El Alamedero era el único habitante de esa vía. Dicho funcionario habitaba una casa situada en donde hoy se alza el Hemiciclo a Juárez. Ahí guardaba las herramientas necesarias para el cuidado del paseo.

A mediados del siglo xviii la calle, que según José María Marroqui desde su fundación «había permanecido estacionaria», observó un cambio repentino: en pocos años se levantaron allí dos importantes edificios públicos: el Hospicio de Pobres y la Cárcel de la Acordada (ambos, en las cercanías de la actual Balderas).

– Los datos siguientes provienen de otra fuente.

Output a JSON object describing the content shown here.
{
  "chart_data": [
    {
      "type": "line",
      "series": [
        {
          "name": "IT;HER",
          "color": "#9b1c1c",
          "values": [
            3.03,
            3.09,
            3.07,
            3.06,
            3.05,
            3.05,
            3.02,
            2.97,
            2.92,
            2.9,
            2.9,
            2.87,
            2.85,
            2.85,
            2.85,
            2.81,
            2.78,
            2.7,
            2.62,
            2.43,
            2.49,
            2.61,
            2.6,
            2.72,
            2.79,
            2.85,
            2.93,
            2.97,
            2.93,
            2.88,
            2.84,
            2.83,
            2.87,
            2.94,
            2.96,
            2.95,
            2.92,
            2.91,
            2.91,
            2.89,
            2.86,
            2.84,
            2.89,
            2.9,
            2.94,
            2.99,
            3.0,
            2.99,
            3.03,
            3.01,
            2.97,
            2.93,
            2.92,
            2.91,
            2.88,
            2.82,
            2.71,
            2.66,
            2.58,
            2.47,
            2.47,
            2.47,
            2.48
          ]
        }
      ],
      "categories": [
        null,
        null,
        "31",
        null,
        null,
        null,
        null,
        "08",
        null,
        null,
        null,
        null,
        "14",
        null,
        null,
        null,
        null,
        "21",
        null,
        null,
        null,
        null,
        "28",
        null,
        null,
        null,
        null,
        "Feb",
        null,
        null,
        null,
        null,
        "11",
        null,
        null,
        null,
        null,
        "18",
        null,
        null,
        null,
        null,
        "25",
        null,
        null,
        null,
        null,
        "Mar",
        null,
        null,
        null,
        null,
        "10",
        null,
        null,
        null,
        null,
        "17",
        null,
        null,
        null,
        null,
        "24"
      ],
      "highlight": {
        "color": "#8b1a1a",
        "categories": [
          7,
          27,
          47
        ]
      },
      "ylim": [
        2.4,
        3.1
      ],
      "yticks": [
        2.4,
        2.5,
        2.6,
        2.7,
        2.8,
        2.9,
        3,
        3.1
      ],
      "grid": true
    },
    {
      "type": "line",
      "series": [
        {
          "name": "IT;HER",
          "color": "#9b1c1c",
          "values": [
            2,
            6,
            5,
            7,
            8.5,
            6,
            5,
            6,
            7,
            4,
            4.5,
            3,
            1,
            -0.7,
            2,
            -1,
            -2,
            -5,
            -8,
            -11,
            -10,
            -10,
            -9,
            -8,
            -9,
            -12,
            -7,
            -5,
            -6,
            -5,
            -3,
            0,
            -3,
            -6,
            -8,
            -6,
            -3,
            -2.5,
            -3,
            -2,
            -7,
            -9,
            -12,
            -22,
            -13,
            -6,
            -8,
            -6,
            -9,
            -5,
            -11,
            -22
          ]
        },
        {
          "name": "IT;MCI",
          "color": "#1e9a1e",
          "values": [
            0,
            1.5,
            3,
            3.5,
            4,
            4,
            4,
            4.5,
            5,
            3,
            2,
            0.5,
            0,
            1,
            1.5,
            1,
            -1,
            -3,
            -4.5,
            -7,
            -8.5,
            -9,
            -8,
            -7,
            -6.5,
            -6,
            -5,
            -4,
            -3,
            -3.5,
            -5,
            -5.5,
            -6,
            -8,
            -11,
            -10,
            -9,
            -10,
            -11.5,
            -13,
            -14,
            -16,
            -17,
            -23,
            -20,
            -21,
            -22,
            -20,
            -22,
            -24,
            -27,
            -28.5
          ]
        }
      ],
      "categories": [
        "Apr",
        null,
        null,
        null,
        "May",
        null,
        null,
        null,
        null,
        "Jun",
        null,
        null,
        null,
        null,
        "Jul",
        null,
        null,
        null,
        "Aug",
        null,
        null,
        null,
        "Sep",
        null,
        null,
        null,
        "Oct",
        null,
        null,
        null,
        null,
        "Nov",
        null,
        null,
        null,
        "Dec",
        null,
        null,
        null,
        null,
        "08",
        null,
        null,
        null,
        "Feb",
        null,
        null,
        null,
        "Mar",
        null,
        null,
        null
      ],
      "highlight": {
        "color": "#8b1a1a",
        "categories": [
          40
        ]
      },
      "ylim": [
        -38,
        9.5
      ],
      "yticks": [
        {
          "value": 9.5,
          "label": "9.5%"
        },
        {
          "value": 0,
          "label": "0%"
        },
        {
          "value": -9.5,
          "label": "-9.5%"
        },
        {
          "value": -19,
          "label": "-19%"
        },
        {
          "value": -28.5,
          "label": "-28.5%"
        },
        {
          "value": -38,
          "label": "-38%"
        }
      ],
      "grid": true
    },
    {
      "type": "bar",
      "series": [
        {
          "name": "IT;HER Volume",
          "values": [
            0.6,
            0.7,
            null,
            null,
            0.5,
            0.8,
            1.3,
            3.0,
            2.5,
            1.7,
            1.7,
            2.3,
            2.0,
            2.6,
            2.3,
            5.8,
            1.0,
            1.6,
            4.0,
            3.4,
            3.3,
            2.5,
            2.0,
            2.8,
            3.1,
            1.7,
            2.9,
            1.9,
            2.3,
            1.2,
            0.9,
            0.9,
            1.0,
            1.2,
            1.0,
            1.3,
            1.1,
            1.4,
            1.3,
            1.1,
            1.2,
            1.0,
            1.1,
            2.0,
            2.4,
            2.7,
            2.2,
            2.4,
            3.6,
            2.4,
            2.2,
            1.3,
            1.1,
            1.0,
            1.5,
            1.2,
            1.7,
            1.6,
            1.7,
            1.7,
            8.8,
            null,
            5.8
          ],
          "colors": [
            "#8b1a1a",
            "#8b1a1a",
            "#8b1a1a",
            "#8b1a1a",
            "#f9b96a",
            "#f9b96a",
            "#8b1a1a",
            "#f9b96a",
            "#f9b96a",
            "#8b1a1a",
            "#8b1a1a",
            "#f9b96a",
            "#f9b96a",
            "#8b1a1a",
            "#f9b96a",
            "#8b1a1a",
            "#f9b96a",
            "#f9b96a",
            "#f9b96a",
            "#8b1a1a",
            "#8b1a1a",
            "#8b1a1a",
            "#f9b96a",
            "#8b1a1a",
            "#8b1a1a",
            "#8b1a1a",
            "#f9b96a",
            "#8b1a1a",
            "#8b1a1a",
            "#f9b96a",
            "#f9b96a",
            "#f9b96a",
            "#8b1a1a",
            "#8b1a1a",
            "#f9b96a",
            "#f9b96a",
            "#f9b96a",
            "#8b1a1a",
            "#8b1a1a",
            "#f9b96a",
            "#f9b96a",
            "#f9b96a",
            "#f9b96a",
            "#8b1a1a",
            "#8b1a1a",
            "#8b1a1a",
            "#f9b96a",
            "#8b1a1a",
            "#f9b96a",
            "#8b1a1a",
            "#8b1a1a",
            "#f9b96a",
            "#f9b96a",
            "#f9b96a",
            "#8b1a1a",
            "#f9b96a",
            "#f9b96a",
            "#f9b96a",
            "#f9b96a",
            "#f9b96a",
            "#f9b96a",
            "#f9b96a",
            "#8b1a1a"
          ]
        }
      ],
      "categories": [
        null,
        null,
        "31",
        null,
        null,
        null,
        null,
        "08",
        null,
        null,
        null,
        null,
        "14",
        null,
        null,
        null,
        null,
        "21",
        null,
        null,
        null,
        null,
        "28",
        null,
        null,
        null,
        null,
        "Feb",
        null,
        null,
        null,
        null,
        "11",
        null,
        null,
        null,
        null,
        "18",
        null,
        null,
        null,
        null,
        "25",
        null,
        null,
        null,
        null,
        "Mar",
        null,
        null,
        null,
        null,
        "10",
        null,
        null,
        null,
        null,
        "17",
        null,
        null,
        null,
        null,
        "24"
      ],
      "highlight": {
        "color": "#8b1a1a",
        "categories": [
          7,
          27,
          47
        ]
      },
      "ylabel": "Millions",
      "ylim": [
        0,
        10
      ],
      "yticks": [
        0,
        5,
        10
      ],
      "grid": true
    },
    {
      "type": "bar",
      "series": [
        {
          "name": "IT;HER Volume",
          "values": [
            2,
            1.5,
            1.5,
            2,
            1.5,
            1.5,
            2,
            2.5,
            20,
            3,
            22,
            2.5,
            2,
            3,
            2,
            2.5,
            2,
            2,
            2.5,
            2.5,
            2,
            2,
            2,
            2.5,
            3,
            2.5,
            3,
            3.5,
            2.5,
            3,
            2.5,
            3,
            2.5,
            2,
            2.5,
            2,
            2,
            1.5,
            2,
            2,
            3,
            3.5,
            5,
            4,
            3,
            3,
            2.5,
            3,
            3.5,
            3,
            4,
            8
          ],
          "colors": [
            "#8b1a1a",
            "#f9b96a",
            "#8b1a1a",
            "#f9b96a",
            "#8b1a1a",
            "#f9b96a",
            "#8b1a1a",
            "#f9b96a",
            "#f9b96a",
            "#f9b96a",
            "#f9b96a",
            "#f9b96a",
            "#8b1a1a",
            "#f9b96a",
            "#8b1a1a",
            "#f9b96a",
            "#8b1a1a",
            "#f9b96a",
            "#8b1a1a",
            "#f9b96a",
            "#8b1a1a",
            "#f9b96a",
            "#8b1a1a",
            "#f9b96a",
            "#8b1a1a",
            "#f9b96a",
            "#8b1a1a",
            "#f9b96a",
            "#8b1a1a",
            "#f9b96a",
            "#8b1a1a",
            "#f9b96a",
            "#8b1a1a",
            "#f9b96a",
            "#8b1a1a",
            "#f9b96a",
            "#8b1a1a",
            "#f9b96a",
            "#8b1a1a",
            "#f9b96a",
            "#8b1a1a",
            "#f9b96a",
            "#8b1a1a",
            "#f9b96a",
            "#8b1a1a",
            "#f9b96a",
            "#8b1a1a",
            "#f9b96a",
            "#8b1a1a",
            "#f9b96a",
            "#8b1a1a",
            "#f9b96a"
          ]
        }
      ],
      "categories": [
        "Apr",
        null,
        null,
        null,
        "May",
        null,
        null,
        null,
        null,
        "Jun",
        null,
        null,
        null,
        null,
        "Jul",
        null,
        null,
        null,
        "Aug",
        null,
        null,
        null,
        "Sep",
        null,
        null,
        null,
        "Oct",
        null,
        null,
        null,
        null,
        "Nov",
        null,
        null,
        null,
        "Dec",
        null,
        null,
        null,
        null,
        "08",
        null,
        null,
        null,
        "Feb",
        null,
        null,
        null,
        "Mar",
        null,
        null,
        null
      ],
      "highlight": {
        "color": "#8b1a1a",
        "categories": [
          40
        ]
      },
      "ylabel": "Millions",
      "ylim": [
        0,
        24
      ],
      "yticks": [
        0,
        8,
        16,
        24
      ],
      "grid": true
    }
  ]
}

En 1824, los vecinos que a tres siglos de la refundación de la ciudad apenas iban poblando aquella región pantanosa, se quejaron de la inmundicia y la inseguridad que rodeaban las capillas. El primer presidente de México, Guadalupe Victoria, ordenó demolerlas. Sólo sobrevivió la del Calvario, derribada años más tarde bajo el pretexto de que se había quedado sin culto: durante el último medio siglo, sólo abría sus puertas las mañanas en que algún reo de la Acordada iba a ser ejecutado. El toque lóbrego de las campanas que acompañaba a los sentenciados en su camino al cadalso era tan aterrador, que no sólo hacía temblar a los criminales, sino a la capital entera.

En 1858, dos escritores liberales, Ignacio Ramírez y Francisco Zarco, fueron encerrados en la Acordada. Cuando oyeron aquel tañido lento, sufrieron tal desazón que se prometieron, en caso de recobrar la libertad, hacer todo lo posible para que la capilla fuera derruida. Cumplieron su promesa al finalizar la Guerra de Tres Años, cuando Ramírez fue nombrado ministro de Justicia del gobierno de Juárez. En el sitio donde alguna vez había existido el Humilladero, se abrió un local que vendía carruajes y también un jardín dedicado al comercio de plantas.

El 15 de julio de 1867, con Benito Juárez a la cabeza, el triunfante ejército liberal entró en la Ciudad de México. Lo hizo por la calle que años más tarde llevaría el nombre del Benemérito. La ciudad entera lo aclamó. Juárez fue agasajado con un banquete servido en el mismo sitio donde, años después, Porfirio Díaz habría de dedicarle su famoso Hemiciclo.

Comenzaba una nueva era. El resto era prehistoria.